A: On the whole, doing a good job. They've obviously made some mistakes. For example they tried too hard to help individual companies without figuring out how to help the broader economy at first. It's like a pack of wolves attacking Caribou and once a Caribou is injured and goes down, the government tries to revive it, while they're doing that, another one goes down and they have to run over and help that one. But what they didn't do, is stop and figure out how to get the wolves from attacking the heard. I think now they're on the right track. But they blew it when they let Lehman go under. In my opinion, Lehman posed a greater risk than AIG. In fact, the organization that stood to lose the most amount of money from Lehman's bankruptcy was the government. Now, AIG's biggest counter-party (in other words, the biggest loser if AIG goes under) is Goldman Sachs. And by the way, Hank Paulson is an ex-Goldman banker and the Treasury is swarming with ex-Goldman employees who still probably own a good chunk of Goldman stock. But, that book hasn't been written. I'm only speculating here.

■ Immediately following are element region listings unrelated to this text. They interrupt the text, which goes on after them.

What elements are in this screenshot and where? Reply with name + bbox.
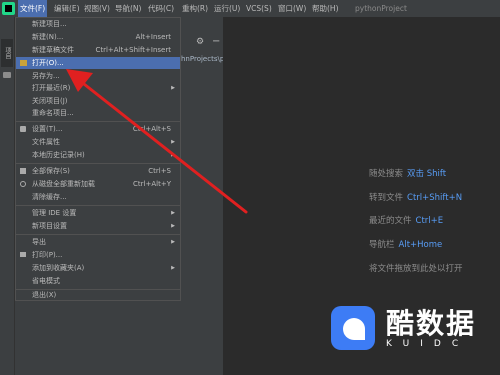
arrow-shaft	[82, 82, 248, 214]
watermark-title: 酷数据	[386, 307, 477, 340]
watermark-subtitle: KUIDC	[386, 339, 470, 349]
watermark-logo-icon	[331, 306, 375, 350]
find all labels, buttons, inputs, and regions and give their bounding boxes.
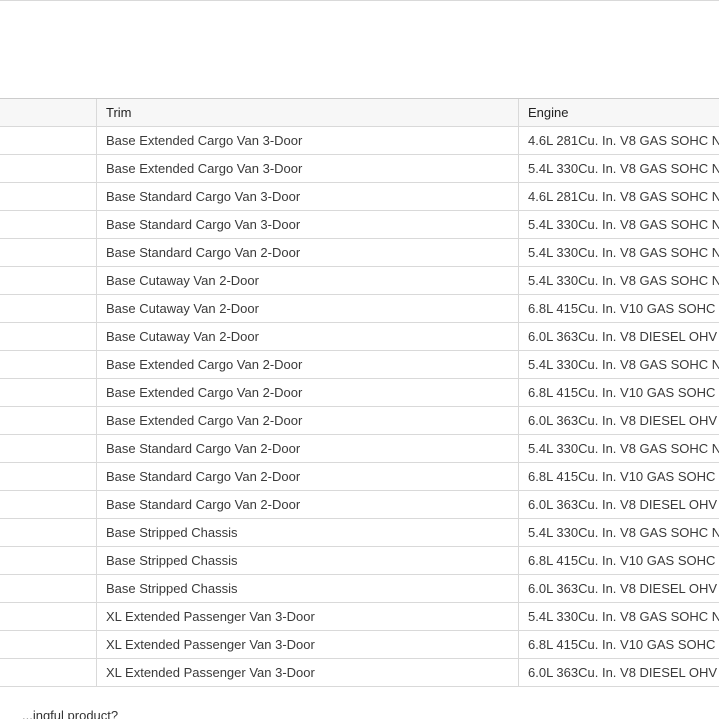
cell-trim: Base Cutaway Van 2-Door [96, 294, 519, 323]
cell-engine: 6.8L 415Cu. In. V10 GAS SOHC N [518, 294, 719, 323]
table-row: Base Standard Cargo Van 2-Door 6.0L 363Cu… [0, 490, 719, 519]
table-row: Base Extended Cargo Van 2-Door 6.0L 363Cu… [0, 406, 719, 435]
cell-year [0, 406, 97, 435]
cell-engine: 6.0L 363Cu. In. V8 DIESEL OHV T [518, 574, 719, 603]
cell-year [0, 490, 97, 519]
table-row: Base Stripped Chassis 5.4L 330Cu. In. V8 … [0, 518, 719, 547]
cell-year [0, 602, 97, 631]
cell-trim: Base Standard Cargo Van 2-Door [96, 490, 519, 519]
cell-engine: 6.0L 363Cu. In. V8 DIESEL OHV T [518, 658, 719, 687]
table-row: XL Extended Passenger Van 3-Door 5.4L 330… [0, 602, 719, 631]
cell-trim: Base Stripped Chassis [96, 518, 519, 547]
table-row: Base Standard Cargo Van 3-Door 5.4L 330Cu… [0, 210, 719, 239]
cell-year [0, 294, 97, 323]
table-row: Base Extended Cargo Van 3-Door 4.6L 281Cu… [0, 126, 719, 155]
cell-trim: Base Extended Cargo Van 3-Door [96, 126, 519, 155]
table-row: Base Stripped Chassis 6.0L 363Cu. In. V8 … [0, 574, 719, 603]
cell-trim: Base Stripped Chassis [96, 574, 519, 603]
cell-trim: XL Extended Passenger Van 3-Door [96, 630, 519, 659]
cell-year [0, 182, 97, 211]
cell-engine: 6.8L 415Cu. In. V10 GAS SOHC N [518, 462, 719, 491]
cell-engine: 6.0L 363Cu. In. V8 DIESEL OHV T [518, 406, 719, 435]
cell-engine: 5.4L 330Cu. In. V8 GAS SOHC N [518, 602, 719, 631]
cell-year [0, 630, 97, 659]
cell-year [0, 434, 97, 463]
table-body: Base Extended Cargo Van 3-Door 4.6L 281Cu… [0, 126, 719, 687]
cell-year [0, 210, 97, 239]
cell-engine: 6.0L 363Cu. In. V8 DIESEL OHV T [518, 490, 719, 519]
table-row: Base Cutaway Van 2-Door 6.0L 363Cu. In. V… [0, 322, 719, 351]
cell-engine: 5.4L 330Cu. In. V8 GAS SOHC N [518, 154, 719, 183]
table-row: XL Extended Passenger Van 3-Door 6.8L 415… [0, 630, 719, 659]
cell-trim: Base Standard Cargo Van 2-Door [96, 434, 519, 463]
cell-year [0, 658, 97, 687]
footer-text: ...ingful product? [22, 708, 119, 719]
table-row: Base Standard Cargo Van 3-Door 4.6L 281Cu… [0, 182, 719, 211]
cell-year [0, 546, 97, 575]
table-row: Base Cutaway Van 2-Door 6.8L 415Cu. In. V… [0, 294, 719, 323]
cell-trim: Base Standard Cargo Van 3-Door [96, 182, 519, 211]
column-header-trim: Trim [96, 98, 519, 127]
cell-year [0, 378, 97, 407]
cell-engine: 4.6L 281Cu. In. V8 GAS SOHC Na [518, 126, 719, 155]
table-row: XL Extended Passenger Van 3-Door 6.0L 363… [0, 658, 719, 687]
cell-engine: 6.8L 415Cu. In. V10 GAS SOHC N [518, 378, 719, 407]
cell-trim: Base Cutaway Van 2-Door [96, 266, 519, 295]
cell-trim: Base Standard Cargo Van 3-Door [96, 210, 519, 239]
table-row: Base Standard Cargo Van 2-Door 6.8L 415Cu… [0, 462, 719, 491]
cell-year [0, 266, 97, 295]
cell-engine: 5.4L 330Cu. In. V8 GAS SOHC N [518, 210, 719, 239]
cell-trim: XL Extended Passenger Van 3-Door [96, 658, 519, 687]
table-row: Base Standard Cargo Van 2-Door 5.4L 330Cu… [0, 434, 719, 463]
cell-engine: 4.6L 281Cu. In. V8 GAS SOHC Na [518, 182, 719, 211]
table-row: Base Standard Cargo Van 2-Door 5.4L 330Cu… [0, 238, 719, 267]
cell-engine: 6.8L 415Cu. In. V10 GAS SOHC N [518, 546, 719, 575]
cell-year [0, 518, 97, 547]
cell-year [0, 238, 97, 267]
table-row: Base Stripped Chassis 6.8L 415Cu. In. V10… [0, 546, 719, 575]
compatibility-table: Trim Engine Base Extended Cargo Van 3-Do… [0, 98, 719, 687]
column-header-year [0, 98, 97, 127]
cell-year [0, 350, 97, 379]
cell-trim: XL Extended Passenger Van 3-Door [96, 602, 519, 631]
page: Trim Engine Base Extended Cargo Van 3-Do… [0, 0, 719, 719]
cell-year [0, 322, 97, 351]
cell-engine: 5.4L 330Cu. In. V8 GAS SOHC N [518, 266, 719, 295]
cell-year [0, 462, 97, 491]
cell-trim: Base Cutaway Van 2-Door [96, 322, 519, 351]
cell-trim: Base Standard Cargo Van 2-Door [96, 462, 519, 491]
cell-engine: 6.0L 363Cu. In. V8 DIESEL OHV T [518, 322, 719, 351]
table-row: Base Cutaway Van 2-Door 5.4L 330Cu. In. V… [0, 266, 719, 295]
cell-year [0, 574, 97, 603]
cell-year [0, 154, 97, 183]
table-row: Base Extended Cargo Van 3-Door 5.4L 330Cu… [0, 154, 719, 183]
cell-engine: 6.8L 415Cu. In. V10 GAS SOHC N [518, 630, 719, 659]
cell-engine: 5.4L 330Cu. In. V8 GAS SOHC N [518, 350, 719, 379]
cell-trim: Base Extended Cargo Van 3-Door [96, 154, 519, 183]
cell-engine: 5.4L 330Cu. In. V8 GAS SOHC N [518, 434, 719, 463]
cell-engine: 5.4L 330Cu. In. V8 GAS SOHC N [518, 518, 719, 547]
cell-trim: Base Stripped Chassis [96, 546, 519, 575]
column-header-engine: Engine [518, 98, 719, 127]
divider [0, 0, 719, 1]
cell-trim: Base Extended Cargo Van 2-Door [96, 350, 519, 379]
table-row: Base Extended Cargo Van 2-Door 5.4L 330Cu… [0, 350, 719, 379]
table-header-row: Trim Engine [0, 98, 719, 127]
cell-trim: Base Extended Cargo Van 2-Door [96, 378, 519, 407]
table-row: Base Extended Cargo Van 2-Door 6.8L 415Cu… [0, 378, 719, 407]
cell-trim: Base Standard Cargo Van 2-Door [96, 238, 519, 267]
cell-trim: Base Extended Cargo Van 2-Door [96, 406, 519, 435]
cell-year [0, 126, 97, 155]
cell-engine: 5.4L 330Cu. In. V8 GAS SOHC N [518, 238, 719, 267]
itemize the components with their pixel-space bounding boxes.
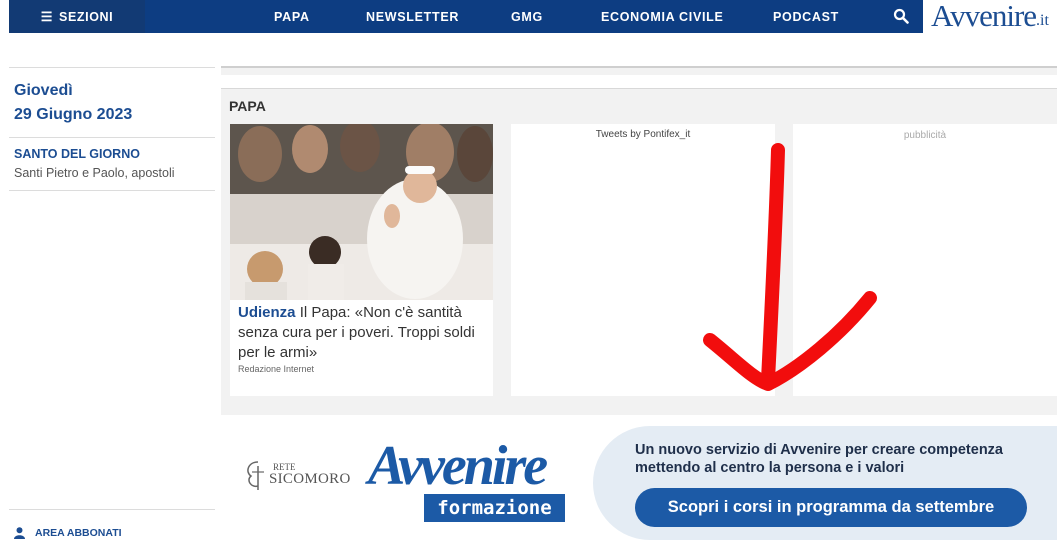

Q: So you think what they're doing with the TARP, in all it's variety, is the right thing?
A: For the most part. Buying the troubled loans never made any sense to me. Here's why. If you buy something from the Bank for one dollar (as an example), all that bank gets is one dollar. If however, you provide them with one dollar of equity (which is now the goal of the TARP) they can turn around and get 15 dollars of additional capital since banks are leveraged 15:1. This is how credit and lending resumes. Without that outside capital, banks will not be able to lend.

Q: So are you saying we should see liquidity and lending start to come back in the next few months?
A: No. That's what the treasury screwed up. We should have followed Europe. In Europe, when central banks had to step in they provided not only equity but added that the new capital had to be tied to increased levels of lending. We didn't ask for that in the U.S. The treasury should tie the equity infusion to resumption of lending, but either we won't, or have not to this point but may in the future.

Q: What opportunities do you see over the next year?
A: Bonds! Debt! That's where the money will be made. I have no idea why anyone would want to take equity, or stock, in any company when the bonds will get you 20%. From a geographic perspective, we really like China because they have a very robust national balance sheet and there is a lot of organic growth. GDP estimates over the next year put China at 7 or 8%, which is huge given what's going on in the world today.

Q: Where do you see our economy in three years?
A: Dealing with inflation. I think the government will continue to pour billions of dollars in new stimulus packages and will continue to do so until they overshoot. Since there is a lag, it will be impossible for the government to see the benefits of their stimulus packages and that will create inflation which will be exacerbated by high commodity prices, especially oil.

Q: The latest question on everyone's mind is what to do with Detroit. Why are automakers being asked to come back with a plan when the Treasury is giving money away to institutions without any plan?
A: Automakers are further down in the food chain. They benefit from increased credit access. Although it wouldn't be pretty, we could do without automakers, we can't do without banks.


So there you have it. The pride of Harvard. Any thoughts?

4 comments:

Alisa said...

Interesting caribou analogy. I want AIG to do well, but stop this lavish crazy party spending. I think we can't be putting out fires all the time when really everything's ready to ignite.

Jessica said...

Alisa! I didn't know you followed this blog!
How funny.
It is an interesting conversation.
Jenga should publish interviews, eh? He does pretty well, for himself.
(smiles proudly)

Nate said...

How are you interviewing these people?

Jenga said...

Most of them come through on behalf of their companies which either 1) manage some money for us or 2) want to manage some money for us.